Les véritables risques sont à long terme. Il faudra attendre pour mesurer les effets secondaires de ces traitements. En tout cas, encore si j'ai bien compris, les molécules d'ARNm sont détruites par le corps en 48h, et il y a peu de chances qu'elles fassent de nous des OGM : elles ne rentreraient pas dans le noyau des cellules, du moins selon les observations faites à ce jour.

Plus curieusement, il y a le cyber risque. La société, comme ses confrères, est l'objet d'attaques qui visent soit à lui voler son savoir-faire soit à arrêter sa production. La sécurité informatique est capitale, Moderna collabore avec les banques et l'armée, dans ce domaine, et son architecte informatique est une des personnes les plus importantes de la société.
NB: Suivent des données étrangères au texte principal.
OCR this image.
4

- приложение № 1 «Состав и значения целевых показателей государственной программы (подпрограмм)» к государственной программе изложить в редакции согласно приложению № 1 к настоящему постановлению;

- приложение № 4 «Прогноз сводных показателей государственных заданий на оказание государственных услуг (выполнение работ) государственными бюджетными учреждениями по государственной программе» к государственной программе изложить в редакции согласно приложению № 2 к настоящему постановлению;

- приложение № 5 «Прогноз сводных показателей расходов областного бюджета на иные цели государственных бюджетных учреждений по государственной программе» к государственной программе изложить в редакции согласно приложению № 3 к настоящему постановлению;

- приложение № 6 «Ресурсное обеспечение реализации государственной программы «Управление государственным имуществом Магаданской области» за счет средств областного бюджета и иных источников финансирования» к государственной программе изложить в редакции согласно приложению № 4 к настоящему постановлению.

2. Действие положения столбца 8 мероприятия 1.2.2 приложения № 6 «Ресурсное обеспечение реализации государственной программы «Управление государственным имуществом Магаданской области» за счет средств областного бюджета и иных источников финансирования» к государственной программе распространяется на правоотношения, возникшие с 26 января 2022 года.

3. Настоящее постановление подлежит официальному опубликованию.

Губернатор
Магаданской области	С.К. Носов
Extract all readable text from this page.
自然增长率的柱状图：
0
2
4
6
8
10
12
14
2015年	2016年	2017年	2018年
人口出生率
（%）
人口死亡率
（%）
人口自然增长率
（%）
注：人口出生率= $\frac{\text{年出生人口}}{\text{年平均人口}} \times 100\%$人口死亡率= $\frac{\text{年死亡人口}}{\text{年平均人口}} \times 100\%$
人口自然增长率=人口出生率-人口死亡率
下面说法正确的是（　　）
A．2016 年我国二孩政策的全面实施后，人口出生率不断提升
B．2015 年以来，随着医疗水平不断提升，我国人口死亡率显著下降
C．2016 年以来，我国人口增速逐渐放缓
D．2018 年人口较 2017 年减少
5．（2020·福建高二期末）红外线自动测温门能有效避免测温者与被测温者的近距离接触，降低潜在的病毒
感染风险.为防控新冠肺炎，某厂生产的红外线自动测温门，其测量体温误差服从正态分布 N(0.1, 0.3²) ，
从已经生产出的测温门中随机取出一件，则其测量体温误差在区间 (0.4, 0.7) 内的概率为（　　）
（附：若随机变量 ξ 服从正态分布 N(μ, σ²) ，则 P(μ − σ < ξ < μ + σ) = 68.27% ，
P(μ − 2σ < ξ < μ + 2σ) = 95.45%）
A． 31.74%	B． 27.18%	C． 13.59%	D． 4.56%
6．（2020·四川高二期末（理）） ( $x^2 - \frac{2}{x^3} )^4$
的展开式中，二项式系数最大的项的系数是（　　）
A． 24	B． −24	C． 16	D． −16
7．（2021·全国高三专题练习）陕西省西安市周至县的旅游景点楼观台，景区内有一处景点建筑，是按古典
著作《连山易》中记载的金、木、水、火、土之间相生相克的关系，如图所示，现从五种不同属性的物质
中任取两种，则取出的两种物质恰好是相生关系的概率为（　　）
Et les vaccins ? Pourquoi leur résiste-t-on ? Pas uniquement par obscurantisme. Le vaccin de la grippe ne serait pas efficace. Et les fabricants auraient ajouté à leurs vaccins des adjuvants. Pour éviter toute tentation de ce faire, Moderna et ses concurrents ont publié leurs protocoles de fabrication.

The sky is the limit
Et l'avenir ? En bon français, la récompense de "betting the farm" est : "the sky is the limit". Si ce projet est un succès, Moderna fera en un an un chiffre d'affaires de 30md$ (les start up du numérique doivent pâlir d'envie). La société aura alors les moyens de financer une recherche tous azimuts.
Si je comprends, toujours, bien, du VIH au cancer, en passant par les virus les plus méchants, rien n'est hors de portée. Dans dix à quinze ans, Moderna dominera l'industrie du vaccin.